Of course, the feathers were on it so she knew it was a rooster, or what she thought was a capon. But I knew the fact that it was free would really get her happy. She was sure that The Great Depression was coming back for round two to wipe us all out, the way influenza mutates and takes vengeance.
This was my first Thanksgiving since dad died, and I was a little puzzled about what to do on Thanksgiving. I was down to one dog too. In the wake of my father’s death, mom sold our dogs, except my favorite one. She sold his truck too. It didn’t make sense to me then. Dad died at 64 years of age, but had been too weak from cancer to have worked the last couple months. Mom had no work history, but did get a job as a cashier. She was in her 40’s and needed to make her own way.
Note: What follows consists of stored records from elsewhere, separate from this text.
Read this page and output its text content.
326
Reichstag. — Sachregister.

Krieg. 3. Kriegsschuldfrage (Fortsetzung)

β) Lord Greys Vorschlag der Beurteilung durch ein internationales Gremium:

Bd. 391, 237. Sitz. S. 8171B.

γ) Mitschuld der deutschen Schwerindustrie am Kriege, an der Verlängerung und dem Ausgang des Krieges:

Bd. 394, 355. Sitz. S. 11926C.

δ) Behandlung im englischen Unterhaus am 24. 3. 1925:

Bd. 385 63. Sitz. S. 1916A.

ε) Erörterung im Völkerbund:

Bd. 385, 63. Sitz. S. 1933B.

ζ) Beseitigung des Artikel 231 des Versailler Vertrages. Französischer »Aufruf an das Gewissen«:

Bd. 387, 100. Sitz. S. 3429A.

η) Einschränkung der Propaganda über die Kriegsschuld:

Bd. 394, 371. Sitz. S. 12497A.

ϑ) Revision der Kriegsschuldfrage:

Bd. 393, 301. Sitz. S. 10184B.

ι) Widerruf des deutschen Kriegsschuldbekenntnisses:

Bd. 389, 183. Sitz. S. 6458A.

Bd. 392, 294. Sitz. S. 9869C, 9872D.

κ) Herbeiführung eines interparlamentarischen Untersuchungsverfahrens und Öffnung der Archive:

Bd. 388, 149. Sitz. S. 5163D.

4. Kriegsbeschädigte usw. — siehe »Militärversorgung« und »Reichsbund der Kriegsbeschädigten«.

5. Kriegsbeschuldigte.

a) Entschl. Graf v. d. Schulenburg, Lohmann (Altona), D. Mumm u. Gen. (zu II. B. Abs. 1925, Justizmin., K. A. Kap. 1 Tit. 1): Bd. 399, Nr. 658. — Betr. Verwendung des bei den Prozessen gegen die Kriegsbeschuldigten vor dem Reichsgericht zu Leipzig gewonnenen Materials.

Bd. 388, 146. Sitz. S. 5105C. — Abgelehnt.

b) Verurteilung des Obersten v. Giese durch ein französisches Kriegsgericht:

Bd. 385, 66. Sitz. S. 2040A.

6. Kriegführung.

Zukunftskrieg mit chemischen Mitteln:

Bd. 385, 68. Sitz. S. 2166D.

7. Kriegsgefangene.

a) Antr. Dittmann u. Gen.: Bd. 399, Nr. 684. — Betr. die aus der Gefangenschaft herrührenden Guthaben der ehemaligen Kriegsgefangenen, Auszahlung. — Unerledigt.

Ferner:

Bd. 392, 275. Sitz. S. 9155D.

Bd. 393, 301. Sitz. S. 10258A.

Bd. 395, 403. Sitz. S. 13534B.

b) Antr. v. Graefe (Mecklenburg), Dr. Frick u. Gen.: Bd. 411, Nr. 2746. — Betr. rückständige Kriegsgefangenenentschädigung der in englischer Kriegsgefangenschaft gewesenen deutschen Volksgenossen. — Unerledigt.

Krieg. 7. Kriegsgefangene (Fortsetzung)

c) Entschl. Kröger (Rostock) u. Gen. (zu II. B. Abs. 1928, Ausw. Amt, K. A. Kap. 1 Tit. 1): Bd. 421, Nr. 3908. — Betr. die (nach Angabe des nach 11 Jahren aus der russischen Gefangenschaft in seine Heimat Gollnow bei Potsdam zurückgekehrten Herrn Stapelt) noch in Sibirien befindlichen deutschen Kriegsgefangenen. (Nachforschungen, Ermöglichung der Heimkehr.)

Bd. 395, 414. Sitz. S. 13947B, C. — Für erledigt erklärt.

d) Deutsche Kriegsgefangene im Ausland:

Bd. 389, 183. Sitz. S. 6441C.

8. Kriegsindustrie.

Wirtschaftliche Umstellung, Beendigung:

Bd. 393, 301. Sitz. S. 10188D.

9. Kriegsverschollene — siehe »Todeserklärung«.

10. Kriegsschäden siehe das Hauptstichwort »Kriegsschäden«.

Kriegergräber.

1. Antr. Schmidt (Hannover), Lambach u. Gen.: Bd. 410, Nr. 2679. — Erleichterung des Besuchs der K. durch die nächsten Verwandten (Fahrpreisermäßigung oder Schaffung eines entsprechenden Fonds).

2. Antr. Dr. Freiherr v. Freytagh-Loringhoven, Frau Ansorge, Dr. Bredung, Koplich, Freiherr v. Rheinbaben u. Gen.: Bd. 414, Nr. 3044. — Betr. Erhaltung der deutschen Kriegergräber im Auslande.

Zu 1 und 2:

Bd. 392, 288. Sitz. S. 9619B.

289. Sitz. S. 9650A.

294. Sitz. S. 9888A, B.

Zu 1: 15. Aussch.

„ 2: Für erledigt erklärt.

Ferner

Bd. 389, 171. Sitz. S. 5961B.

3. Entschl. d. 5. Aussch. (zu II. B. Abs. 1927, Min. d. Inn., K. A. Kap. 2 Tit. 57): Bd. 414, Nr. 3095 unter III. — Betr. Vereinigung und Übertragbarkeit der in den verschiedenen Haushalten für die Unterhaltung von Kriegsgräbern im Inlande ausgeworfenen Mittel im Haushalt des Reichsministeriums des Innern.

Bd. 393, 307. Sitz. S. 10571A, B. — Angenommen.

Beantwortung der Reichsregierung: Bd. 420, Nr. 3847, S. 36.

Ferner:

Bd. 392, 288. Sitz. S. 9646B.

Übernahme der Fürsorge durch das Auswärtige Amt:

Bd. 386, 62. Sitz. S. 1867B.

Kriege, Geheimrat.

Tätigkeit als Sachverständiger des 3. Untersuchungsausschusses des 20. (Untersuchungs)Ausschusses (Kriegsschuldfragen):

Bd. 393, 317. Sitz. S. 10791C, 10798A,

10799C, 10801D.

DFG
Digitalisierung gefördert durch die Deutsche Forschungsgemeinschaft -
It makes sense now, especially since I was away at school and unable to take care of the dogs. At any rate, dad and I always hunted on Thanksgiving, just to avoid the arguments in the kitchen between my mom and gram.
“Your mother and her mother cannot agree on anything,” he would say to me when he was living.
I was trying to determine where to hunt without a vehicle. I thought that perhaps I would just do homework, since I was in my second year of college. I pondered this conundrum all day on Wednesday, Thanksgiving Eve, when the phone rang. “Are you hunting tomorrow?” the voice said.
“Who is this?” I asked. This was before caller ID
“Tom” said my dad’s older brother.
“Oh, okay. I don’t know yet.”
“Well, you can take my truck if you want. I know you and your dad loved to go.”
“Sounds good to me!”
I felt bad for my mom, because Tom would sit in the kitchen and talk her ear off. I felt bad for Tom, because I don’t think he ever spent that much time with my gram.
I can’t remember much about the hunt. I know I went to a favorite spot that my dad liked for the long chases. I remember the big chases, and how I would sit on a log and listen, the way dad always did. I shot one rabbit, because the point of Thanksgiving hunting was to hear dogs and avoid the cluttered and busy kitchen, shooting a rabbit was a bonus. I returned to the house after noon.
“How was your hunt?” Tom asked.
“It was really good,” I said, “How was your morning?”
“I haven’t peeled that many potatoes since I was in the army,” Tom said, “Oh, is Myrtle (that was my grandmother’s name) cooking a chicken?”
“Don’t ask. And thanks for letting me use the truck.”
“Sir?” a voice said to me.
“What?” I answered.
“You’ve been staring in that cooler for quite a while. Do you need assistance?”
“Oh,” I said, “No, I am fine.” I was still staring at the capon. They are all gone now. Mom, gram, Tom, Claude.
“Well, many people ask us what a capon is, and how to cook it.”
“Oh,” I said, “I know how to cook it. Say, I do need some help. Do you know where the plain old sliced bread can be found? I’ve been looking for it.” She pointed me in the right direction.
Have a good Thanksgiving, everyone. I will be afield. My wife and her mother do not get along any better than my mom and gram did, at least not at cooking. I hope we aren’t eating organic, free range turkey, that might run $150.